At a Tompkins County Criminal Justice/ATI Task Force meeting, Sergeant Ban of the county sheriff’s office explained the practical and legal factors officers use to decide whether to issue an appearance ticket or take someone for arraignment.
Ban said officers follow the Criminal Procedure Law §530.10 framework and use charge class, criminal history and failure-to-appear records to guide decisions. "Anything felony or greater, we have to do an arraignment," he said, and noted that some E-felonies and offenses tied to orders of protection also require judicial arraignment.
He distinguished arrest warrants (judge-signed charges for persons not yet before a court) from bench warrants (issued when someone fails to appear). "Either one obligates an arraignment," Ban said, adding that a bench warrant typically "makes us feel that they're not gonna appear," which prompts arrest and a judge arraignment.
Ban described how officers consider criminal-history indicators such as prior bench warrants or multiple failures to appear. "If there's even one [failure to appear], that's typically cause for us to do an arraignment," he said, noting that officers also weigh behavior during processing (refusal to provide identity, uncooperative admissions) when deciding to seek an arraignment.
The sergeant also explained a practical difference between police departments and sheriffs: municipal police often have statutory authority to take bail at the station for certain misdemeanor-level cases; sheriffs generally must seek a judge to set bail in those circumstances. "We have to seek a judge for an arraignment for him to take bail," Ban said.
On DWI investigations, Ban said, refusal to submit to a chemical test requires bringing the person before a judge so the court can rule on license suspension and related DMV processes. "If someone refuses, the judge essentially says, ‘You refused to submit a chemical test; I'm suspending your license,’" he said.

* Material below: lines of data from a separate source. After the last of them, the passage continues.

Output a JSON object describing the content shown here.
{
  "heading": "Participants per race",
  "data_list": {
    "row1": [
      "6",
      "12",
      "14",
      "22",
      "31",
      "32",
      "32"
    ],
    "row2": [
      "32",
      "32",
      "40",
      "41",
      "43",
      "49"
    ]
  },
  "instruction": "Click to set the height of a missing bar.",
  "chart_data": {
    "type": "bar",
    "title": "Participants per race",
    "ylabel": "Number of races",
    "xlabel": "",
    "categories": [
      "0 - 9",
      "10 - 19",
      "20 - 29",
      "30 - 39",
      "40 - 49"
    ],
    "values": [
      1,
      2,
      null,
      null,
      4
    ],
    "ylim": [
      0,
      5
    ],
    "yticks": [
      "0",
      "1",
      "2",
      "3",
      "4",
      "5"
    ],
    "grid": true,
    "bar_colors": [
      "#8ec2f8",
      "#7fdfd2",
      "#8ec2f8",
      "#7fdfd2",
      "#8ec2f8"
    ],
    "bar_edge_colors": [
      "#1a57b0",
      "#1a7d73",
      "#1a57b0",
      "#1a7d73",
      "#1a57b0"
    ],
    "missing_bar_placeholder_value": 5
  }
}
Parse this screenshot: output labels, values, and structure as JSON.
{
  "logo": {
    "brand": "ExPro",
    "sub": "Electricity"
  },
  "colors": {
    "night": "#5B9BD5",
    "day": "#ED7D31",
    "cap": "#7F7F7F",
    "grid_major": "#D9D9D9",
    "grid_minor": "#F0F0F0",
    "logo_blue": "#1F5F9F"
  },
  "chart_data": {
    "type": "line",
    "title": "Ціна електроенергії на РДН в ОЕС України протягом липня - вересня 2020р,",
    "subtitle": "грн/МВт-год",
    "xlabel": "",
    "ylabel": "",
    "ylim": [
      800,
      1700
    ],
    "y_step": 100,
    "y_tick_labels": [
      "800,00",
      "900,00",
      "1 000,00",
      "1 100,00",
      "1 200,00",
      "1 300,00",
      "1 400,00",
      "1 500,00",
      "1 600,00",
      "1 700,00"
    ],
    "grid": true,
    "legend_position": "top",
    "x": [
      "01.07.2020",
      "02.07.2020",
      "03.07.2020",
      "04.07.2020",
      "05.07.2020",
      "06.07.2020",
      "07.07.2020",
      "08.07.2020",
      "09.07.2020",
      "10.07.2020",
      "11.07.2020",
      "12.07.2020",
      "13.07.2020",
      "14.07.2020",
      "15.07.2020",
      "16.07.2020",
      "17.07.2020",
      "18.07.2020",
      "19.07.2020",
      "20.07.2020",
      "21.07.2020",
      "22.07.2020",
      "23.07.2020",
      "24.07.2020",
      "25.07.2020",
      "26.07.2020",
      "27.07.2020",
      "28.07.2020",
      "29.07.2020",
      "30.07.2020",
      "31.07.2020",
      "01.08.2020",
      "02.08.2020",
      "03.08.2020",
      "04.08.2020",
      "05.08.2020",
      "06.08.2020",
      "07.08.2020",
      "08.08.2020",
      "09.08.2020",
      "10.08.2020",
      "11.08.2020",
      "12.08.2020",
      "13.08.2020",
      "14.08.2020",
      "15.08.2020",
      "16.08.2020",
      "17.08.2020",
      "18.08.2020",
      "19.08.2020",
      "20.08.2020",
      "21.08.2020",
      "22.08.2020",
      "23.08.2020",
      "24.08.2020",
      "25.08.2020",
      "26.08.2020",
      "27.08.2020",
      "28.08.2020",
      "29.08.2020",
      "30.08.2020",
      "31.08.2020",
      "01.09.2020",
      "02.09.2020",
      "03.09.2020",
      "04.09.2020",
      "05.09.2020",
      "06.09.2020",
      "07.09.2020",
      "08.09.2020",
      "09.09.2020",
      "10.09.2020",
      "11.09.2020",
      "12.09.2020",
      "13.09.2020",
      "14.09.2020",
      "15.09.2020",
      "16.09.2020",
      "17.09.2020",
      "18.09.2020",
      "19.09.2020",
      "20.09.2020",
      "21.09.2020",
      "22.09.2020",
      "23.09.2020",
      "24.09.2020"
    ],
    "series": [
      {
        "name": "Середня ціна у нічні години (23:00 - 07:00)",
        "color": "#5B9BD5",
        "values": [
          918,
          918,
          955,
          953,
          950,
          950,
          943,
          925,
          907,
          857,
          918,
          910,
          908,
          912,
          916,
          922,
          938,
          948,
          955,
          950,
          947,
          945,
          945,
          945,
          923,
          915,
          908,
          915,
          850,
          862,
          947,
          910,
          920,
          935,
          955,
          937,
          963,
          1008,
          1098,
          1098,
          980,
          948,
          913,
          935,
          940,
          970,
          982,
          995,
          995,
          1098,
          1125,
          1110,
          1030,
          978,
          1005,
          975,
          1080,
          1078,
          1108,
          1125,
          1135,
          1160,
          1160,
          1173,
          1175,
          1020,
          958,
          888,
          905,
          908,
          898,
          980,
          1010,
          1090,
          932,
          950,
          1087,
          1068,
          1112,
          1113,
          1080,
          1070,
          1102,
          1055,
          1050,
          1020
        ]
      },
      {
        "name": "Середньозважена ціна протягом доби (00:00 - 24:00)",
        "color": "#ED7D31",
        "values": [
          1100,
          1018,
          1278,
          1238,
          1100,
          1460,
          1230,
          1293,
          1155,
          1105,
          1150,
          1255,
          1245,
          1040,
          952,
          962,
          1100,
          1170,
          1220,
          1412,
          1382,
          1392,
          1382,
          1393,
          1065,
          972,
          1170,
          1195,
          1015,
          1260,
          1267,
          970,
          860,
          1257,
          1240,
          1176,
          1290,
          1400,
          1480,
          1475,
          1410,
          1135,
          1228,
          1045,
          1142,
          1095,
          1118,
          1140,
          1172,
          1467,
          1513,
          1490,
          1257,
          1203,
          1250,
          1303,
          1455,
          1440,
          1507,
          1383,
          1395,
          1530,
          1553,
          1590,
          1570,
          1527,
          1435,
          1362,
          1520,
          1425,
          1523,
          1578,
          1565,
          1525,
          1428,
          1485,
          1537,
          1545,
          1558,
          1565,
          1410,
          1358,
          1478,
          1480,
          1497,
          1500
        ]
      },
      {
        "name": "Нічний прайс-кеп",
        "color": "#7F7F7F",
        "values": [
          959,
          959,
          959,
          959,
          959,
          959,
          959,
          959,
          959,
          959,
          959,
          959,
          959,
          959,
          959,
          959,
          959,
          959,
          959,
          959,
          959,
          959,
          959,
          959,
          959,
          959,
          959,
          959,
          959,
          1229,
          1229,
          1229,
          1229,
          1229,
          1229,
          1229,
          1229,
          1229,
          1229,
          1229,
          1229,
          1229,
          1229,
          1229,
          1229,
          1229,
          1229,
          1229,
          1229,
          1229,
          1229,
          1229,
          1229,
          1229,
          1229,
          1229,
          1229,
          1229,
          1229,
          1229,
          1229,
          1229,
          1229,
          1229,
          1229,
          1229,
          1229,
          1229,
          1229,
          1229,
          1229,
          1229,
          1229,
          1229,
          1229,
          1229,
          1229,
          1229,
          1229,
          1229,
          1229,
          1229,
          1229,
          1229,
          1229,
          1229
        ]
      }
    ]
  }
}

Why it matters: the sheriff’s office account clarified many of the discretionary points the task force plans to map — where front-line discretion exists, and where legal mandates remove it — information members said they will use to design reforms to reduce unnecessary jail time.
The task force agreed to record the mapping on a wall-sized flowchart, scan and archive iterations, and bring a refined map back to future meetings for analysis and public outreach.